Menu Foods Income Fund insisted Thursday that it will survive the fallout from a huge recall of contaminated pet food that is expected to cost at least C$45 million ($42 million), as more customers cancel orders and lawsuits mount.

Executives said they were confident that a bigger line of credit will help see the company through the recall, expanded several times and dubbed one of the largest in North American history.

Menu Foods has recalled at least 60 million packages of pet food after reports of 14 animal deaths. It said the foods contained contaminated wheat gluten imported from China.

"Menu's been in business and at various sizes and at different scales for 35 years and the intent will be that we will continue to be around," Chief Executive Paul Henderson said on a conference call to discuss first-quarter results.

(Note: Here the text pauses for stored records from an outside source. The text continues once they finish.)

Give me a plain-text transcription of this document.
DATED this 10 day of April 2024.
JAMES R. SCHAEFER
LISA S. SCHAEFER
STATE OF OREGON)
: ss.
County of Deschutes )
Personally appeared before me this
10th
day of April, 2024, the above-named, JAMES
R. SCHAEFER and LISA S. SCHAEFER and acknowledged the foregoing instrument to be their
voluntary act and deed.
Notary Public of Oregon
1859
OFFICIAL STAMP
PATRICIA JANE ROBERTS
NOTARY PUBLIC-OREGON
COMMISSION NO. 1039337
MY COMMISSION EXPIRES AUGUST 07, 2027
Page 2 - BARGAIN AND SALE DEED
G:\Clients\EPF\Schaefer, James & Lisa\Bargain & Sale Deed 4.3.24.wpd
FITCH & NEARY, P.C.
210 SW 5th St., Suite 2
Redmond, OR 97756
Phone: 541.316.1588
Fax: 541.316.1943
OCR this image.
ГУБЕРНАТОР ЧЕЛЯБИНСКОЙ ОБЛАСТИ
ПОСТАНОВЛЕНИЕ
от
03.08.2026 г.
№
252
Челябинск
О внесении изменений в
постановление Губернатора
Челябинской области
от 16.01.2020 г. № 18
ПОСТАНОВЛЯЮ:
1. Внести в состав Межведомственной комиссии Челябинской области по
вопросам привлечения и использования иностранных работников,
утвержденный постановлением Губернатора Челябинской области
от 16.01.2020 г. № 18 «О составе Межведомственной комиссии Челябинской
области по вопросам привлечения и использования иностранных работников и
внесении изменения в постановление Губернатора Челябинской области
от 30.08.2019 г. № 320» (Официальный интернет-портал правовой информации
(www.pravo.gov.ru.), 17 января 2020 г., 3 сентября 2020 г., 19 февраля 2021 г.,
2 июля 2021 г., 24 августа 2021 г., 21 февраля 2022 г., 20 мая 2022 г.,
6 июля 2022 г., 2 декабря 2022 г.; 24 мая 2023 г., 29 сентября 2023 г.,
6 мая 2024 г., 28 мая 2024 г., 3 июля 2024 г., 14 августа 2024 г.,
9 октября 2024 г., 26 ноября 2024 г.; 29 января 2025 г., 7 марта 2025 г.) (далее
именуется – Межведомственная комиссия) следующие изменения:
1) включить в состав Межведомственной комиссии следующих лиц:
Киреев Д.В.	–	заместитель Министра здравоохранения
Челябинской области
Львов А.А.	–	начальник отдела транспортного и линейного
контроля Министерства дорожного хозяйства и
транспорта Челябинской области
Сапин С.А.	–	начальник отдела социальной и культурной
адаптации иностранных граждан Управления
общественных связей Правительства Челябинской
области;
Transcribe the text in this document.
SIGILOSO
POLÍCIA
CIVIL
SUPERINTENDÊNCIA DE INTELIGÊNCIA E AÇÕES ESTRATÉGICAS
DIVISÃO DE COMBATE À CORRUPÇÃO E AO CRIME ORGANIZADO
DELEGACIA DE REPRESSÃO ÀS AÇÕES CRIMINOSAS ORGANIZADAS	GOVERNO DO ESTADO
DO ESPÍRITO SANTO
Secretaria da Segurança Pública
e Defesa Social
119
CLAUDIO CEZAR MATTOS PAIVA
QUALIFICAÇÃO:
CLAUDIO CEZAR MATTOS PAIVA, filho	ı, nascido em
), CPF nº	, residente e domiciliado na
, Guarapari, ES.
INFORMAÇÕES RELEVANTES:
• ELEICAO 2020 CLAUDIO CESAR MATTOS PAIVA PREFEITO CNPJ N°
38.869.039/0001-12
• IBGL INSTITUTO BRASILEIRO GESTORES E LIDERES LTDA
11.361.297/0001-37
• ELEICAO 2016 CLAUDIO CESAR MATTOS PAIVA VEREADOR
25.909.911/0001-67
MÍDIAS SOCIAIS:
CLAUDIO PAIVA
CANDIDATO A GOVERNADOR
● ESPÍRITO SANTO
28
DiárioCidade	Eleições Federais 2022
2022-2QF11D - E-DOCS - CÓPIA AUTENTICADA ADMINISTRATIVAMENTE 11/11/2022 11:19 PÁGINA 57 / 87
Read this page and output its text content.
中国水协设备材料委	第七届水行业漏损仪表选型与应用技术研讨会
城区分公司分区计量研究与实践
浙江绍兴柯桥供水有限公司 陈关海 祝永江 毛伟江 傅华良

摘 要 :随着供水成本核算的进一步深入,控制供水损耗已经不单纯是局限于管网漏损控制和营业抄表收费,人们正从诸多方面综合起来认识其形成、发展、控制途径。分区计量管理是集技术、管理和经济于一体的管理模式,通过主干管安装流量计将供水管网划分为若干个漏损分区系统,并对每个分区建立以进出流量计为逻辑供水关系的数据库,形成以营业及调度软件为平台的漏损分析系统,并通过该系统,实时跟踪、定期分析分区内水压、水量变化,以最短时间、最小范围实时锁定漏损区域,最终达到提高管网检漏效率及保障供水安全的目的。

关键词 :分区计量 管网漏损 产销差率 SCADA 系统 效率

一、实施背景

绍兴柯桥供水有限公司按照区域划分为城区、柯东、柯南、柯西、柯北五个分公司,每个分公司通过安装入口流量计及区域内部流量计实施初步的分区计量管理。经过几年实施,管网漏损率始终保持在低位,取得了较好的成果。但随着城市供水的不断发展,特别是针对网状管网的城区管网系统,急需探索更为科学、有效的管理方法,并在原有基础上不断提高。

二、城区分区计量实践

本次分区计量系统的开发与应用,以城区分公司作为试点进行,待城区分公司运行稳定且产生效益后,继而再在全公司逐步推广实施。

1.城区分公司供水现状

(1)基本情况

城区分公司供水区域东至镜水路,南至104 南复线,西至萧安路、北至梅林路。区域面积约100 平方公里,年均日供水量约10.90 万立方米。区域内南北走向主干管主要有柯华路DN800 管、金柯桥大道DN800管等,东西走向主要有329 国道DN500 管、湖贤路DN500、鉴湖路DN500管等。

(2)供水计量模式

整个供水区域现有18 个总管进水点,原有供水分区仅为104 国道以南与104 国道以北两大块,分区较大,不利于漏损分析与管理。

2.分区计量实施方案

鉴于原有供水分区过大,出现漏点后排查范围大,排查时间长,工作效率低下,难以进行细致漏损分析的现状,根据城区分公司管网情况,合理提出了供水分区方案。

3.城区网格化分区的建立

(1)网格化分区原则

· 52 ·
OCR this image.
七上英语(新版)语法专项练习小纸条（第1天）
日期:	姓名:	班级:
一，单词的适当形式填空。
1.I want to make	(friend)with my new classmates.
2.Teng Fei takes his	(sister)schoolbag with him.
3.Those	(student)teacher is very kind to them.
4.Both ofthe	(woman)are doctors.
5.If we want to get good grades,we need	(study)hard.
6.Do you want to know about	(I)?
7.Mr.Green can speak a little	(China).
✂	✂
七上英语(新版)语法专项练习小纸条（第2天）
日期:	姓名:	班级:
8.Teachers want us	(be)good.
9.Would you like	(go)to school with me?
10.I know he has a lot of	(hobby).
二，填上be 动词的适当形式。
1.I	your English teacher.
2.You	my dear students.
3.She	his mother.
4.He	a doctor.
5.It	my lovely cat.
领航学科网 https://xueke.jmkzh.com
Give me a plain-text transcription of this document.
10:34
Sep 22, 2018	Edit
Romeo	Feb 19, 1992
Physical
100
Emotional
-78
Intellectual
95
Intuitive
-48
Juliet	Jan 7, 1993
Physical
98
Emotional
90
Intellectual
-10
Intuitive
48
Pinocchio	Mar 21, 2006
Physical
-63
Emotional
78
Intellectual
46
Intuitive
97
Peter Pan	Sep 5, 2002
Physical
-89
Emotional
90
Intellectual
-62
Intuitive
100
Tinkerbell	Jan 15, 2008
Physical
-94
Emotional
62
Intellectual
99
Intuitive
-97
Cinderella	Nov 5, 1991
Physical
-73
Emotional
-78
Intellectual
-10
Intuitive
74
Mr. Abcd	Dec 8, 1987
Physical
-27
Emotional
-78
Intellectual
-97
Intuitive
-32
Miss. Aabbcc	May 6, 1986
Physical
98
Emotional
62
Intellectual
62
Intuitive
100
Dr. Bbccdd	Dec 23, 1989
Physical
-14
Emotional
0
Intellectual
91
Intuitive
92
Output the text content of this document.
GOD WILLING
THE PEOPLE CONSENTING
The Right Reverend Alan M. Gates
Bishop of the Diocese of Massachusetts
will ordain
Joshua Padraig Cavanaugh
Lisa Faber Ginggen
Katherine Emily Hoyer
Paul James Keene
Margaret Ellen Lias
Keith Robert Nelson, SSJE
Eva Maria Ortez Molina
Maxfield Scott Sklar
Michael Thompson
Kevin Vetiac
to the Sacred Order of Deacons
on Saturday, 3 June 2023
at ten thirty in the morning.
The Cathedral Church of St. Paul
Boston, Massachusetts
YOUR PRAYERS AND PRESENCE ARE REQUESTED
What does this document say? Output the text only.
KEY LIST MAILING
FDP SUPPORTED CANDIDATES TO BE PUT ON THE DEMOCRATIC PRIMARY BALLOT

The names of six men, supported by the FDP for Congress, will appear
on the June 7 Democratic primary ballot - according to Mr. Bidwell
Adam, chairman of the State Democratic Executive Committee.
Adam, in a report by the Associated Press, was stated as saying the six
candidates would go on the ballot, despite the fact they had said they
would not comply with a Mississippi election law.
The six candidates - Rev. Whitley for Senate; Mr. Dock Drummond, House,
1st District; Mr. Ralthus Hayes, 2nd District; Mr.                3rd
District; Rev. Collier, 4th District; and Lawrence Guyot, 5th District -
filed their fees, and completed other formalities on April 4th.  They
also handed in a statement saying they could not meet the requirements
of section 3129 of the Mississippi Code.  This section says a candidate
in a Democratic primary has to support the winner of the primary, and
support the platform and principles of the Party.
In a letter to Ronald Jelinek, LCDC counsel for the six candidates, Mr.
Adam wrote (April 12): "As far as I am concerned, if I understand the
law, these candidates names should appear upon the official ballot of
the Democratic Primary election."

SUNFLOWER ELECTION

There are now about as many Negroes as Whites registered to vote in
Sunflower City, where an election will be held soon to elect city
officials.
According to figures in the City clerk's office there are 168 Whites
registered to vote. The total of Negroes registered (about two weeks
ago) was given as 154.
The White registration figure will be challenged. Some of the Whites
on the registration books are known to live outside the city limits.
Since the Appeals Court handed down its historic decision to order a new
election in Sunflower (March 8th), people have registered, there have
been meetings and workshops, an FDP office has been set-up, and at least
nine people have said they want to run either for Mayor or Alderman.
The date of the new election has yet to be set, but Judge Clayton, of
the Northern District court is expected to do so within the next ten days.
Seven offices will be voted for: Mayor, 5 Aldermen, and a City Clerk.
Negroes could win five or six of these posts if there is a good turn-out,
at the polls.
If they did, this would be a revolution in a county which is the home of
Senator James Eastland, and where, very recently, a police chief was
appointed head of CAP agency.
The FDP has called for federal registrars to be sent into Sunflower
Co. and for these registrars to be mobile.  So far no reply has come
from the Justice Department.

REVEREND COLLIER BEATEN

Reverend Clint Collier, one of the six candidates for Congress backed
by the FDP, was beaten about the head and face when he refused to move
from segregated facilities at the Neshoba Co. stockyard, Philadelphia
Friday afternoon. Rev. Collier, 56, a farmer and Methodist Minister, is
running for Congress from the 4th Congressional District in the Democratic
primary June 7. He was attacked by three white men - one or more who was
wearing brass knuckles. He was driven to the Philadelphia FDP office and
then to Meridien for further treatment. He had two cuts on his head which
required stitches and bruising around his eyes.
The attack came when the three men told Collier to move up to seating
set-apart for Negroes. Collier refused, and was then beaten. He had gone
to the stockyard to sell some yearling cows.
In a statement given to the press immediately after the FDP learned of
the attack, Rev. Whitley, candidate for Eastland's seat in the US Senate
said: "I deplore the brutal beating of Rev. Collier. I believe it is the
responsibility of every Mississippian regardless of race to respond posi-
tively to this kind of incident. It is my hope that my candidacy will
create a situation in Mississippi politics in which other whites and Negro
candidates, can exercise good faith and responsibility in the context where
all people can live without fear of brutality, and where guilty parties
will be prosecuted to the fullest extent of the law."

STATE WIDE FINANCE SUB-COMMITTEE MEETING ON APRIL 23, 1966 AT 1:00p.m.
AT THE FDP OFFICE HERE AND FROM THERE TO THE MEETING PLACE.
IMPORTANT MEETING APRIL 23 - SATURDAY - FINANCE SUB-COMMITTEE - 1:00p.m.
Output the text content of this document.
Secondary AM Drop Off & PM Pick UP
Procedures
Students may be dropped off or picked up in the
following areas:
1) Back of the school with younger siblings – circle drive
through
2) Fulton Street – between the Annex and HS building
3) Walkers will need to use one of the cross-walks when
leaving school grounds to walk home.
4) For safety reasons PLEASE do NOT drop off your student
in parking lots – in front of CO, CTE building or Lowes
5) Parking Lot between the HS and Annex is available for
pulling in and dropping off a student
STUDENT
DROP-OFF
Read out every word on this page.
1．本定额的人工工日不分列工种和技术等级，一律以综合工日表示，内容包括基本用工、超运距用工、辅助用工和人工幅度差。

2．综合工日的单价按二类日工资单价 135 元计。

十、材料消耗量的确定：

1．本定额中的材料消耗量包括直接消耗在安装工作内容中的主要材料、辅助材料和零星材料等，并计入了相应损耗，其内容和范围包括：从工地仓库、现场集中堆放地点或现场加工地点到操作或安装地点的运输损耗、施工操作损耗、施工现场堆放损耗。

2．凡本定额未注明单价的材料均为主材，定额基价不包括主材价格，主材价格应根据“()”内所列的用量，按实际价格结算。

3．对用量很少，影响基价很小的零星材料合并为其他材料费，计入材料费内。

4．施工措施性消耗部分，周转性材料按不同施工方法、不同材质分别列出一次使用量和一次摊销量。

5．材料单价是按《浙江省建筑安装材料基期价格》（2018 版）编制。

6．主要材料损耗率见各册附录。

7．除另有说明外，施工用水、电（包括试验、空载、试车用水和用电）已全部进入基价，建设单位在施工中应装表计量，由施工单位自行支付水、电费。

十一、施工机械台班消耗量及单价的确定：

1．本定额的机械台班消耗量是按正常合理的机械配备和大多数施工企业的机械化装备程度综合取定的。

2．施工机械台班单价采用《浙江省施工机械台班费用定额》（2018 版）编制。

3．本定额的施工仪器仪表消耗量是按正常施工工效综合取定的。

He pointed to a recently-increased bank facility, to US$50 million from US$30 million. The company also has a facility for US$85 million in senior secured notes.

Menu Foods also expects to once again begin shipping many of the recalled pet food brands in the second quarter and into the third quarter.

"All of those things essentially will see us, in my opinion, through the recall," Henderson said.

Cormark Securities analyst Aleem Israel agreed, saying Menu Foods has survived hard times in the past. He cited problems in 2005 when rising costs led the company to breach its bank covenants.

"He's (Henderson) been in the situation where his back was against the wall," he said from Toronto. "They were very good at managing their way out of that."

But it won't be easy for Menu Foods to find its footing again.

The C$45 million recall cost excludes the impact of lower sales and any lawsuits exceeding the company's insurance. Menu Foods now faces nearly 90 lawsuits in North America, Henderson said.

The company also said it expects to borrow more money because of the recall at higher interest rates under an amended credit agreement.

"Both of these changes are expected to increase the fund's financial expenses going forward," the company said in a statement. Company executives were unable Thursday to estimate the impact of higher interest costs.

In its first-quarter, Menu Foods posted a net loss of C$17.51 million, or 91.8 Canadian cents a unit, compared to profit of C$1.3 million, or 73 Canadian cents a unit, in the prior-year period. Sales slumped to C$64.5 million, from C$93.9 million.

No distributions were declared during the quarter and the board will not consider resuming them "for the foreseeable future".

The company said it expects second-quarter sales and operating results will be "adversely affected" by the recall.

Israel said he is not concerned by small customers who have canceled orders because the biggest customers need Menu Foods' capacity.

Menu Food units dipped 12 Canadian cents to C$4.01 on the Toronto Stock Exchange Thursday.